“Then you think——”
“See!” She held herself together, after her queer fashion, as a child does when thinking hard. “You remember in the letter about von Schäde, when Mr. Carey wrote: ‘he died cursing England, the English, me and mine and Thorpe. It was like the evil of this war incarnate.’ Do you think that force of emotion perished with the physical, or do you think the shattering of the physical left it free? And remember too, Karl von Schäde had studied those forces, had learnt possibly something of how to handle them. Then Violet, Violet whom he had loved, after his own fashion, and to whom he would therefore be drawn——”

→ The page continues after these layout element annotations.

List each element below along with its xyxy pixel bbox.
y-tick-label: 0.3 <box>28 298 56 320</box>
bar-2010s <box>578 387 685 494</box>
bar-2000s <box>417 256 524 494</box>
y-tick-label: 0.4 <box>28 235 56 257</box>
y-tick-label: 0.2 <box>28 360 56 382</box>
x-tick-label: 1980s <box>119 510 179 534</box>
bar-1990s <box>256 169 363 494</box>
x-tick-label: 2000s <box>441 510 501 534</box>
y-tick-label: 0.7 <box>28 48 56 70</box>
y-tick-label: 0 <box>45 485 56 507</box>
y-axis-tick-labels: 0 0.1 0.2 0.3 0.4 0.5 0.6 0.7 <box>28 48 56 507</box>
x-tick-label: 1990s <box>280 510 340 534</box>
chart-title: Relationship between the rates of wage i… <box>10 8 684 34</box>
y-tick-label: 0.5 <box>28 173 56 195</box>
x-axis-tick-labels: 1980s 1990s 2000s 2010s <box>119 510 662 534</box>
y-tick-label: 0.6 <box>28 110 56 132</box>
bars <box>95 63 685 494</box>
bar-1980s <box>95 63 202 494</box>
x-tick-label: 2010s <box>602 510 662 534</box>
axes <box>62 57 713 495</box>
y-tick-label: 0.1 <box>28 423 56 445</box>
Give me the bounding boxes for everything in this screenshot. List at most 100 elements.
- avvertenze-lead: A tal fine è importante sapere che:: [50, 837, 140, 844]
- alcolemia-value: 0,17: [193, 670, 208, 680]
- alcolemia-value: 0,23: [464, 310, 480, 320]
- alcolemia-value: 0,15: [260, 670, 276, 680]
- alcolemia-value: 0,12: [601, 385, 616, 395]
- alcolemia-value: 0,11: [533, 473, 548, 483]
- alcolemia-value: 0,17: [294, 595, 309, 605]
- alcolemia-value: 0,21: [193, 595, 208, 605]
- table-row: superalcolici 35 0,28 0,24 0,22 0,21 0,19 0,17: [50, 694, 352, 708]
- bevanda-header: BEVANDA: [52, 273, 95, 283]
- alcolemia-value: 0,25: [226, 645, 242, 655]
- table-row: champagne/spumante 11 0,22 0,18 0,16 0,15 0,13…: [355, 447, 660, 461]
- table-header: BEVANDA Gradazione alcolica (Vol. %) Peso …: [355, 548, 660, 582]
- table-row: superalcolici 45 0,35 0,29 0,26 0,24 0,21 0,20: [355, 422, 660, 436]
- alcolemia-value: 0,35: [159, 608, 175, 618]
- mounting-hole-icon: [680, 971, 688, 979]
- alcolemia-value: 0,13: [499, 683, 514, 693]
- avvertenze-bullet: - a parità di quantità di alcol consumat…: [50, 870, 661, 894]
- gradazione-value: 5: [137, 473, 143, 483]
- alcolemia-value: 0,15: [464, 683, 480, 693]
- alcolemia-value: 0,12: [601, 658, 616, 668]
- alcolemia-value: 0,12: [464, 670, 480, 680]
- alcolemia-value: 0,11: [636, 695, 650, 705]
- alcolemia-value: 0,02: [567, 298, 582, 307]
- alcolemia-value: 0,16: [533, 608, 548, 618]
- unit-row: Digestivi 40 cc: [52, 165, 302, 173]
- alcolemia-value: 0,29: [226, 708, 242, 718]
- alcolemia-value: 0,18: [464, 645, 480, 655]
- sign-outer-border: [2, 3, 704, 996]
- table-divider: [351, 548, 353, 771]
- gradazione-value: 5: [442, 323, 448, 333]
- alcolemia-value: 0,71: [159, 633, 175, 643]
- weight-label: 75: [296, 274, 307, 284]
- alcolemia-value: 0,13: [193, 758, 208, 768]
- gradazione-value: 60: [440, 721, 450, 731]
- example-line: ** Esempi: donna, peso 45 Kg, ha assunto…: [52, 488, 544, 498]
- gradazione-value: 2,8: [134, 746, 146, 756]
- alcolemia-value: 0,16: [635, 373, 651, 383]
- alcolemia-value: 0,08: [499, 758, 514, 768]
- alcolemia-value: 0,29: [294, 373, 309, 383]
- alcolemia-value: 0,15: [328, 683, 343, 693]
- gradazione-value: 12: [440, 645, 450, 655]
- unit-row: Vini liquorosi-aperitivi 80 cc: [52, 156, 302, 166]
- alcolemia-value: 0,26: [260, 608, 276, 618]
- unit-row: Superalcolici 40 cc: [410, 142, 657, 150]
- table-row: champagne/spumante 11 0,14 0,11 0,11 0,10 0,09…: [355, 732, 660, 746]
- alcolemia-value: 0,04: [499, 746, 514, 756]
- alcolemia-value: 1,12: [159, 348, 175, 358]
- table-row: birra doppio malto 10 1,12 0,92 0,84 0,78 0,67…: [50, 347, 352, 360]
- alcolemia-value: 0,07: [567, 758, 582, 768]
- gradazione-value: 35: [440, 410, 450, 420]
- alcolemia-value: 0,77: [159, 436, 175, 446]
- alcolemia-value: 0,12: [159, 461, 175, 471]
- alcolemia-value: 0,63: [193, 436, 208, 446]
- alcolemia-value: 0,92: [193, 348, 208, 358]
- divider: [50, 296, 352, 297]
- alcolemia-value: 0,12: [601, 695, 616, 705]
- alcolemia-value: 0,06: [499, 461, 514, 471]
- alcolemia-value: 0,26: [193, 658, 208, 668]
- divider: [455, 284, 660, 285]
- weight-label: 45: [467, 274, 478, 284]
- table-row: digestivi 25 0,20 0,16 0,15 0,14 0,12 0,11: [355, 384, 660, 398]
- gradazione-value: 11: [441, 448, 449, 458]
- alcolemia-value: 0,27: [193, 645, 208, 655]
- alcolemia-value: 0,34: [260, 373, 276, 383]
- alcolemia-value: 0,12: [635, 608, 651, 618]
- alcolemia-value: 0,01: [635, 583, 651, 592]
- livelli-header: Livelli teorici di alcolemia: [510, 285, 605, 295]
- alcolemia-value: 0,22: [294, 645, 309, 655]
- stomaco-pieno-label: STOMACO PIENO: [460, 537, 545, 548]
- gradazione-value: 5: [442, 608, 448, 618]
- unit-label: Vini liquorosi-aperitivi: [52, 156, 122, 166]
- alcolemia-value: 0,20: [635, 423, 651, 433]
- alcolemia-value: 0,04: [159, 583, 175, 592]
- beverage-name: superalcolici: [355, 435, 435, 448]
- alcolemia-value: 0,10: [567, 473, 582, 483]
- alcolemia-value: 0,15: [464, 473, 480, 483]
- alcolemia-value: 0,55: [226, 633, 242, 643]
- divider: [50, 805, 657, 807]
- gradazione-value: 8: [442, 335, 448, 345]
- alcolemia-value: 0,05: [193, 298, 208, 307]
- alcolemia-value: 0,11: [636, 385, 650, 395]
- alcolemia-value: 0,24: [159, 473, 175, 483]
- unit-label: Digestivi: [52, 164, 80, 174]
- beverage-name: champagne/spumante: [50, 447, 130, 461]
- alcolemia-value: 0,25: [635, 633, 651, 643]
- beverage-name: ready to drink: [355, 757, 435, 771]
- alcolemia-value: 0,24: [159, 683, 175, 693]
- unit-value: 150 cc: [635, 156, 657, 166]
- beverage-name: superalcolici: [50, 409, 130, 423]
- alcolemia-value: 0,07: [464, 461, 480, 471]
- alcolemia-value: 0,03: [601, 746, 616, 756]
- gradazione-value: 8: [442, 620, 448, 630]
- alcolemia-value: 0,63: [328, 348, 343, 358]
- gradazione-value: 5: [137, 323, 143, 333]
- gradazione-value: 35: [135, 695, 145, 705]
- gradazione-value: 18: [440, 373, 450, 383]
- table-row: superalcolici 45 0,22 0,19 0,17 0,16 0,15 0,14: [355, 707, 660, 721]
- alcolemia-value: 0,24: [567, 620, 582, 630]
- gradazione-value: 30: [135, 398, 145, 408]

“But if there is any justice, here or there,” broke in North, “why should she become the brute’s instrument?”
“Because she too was filled with hate. Only so could it have been possible. Think for a minute and you will see.”
In his youth, North had been afflicted with spasms of stammering. One seized him now. It seemed part of the horror which was piercing the armour in which he had trusted, distorting with strange images that lucid brain of his, so that all clear train of thought seemed to desert him. He struggled painfully for a few moments before speech returned to him.
“D—damn him. D—damn him. Damn him,” he said.
Ruth sprang up, and laid her hand across his mouth. Fear was in her eyes. He had never thought to see her so moved, she who was always so calm, so secure.
“For pity’s sake stop,” she said; “if you feel like that you must go. You must not come here again. You must keep away from her. Oh, don’t you see you are helping him? I ought not to have told you; I did not realize it might fill you with hate too.”
“I’m sorry,” said North harshly. “I’m afraid anything else is beyond me.”
He had given up all attempt to insist that it was impossible. The uncanny horror had him in its grip. He felt that he had bidden farewell to common sense.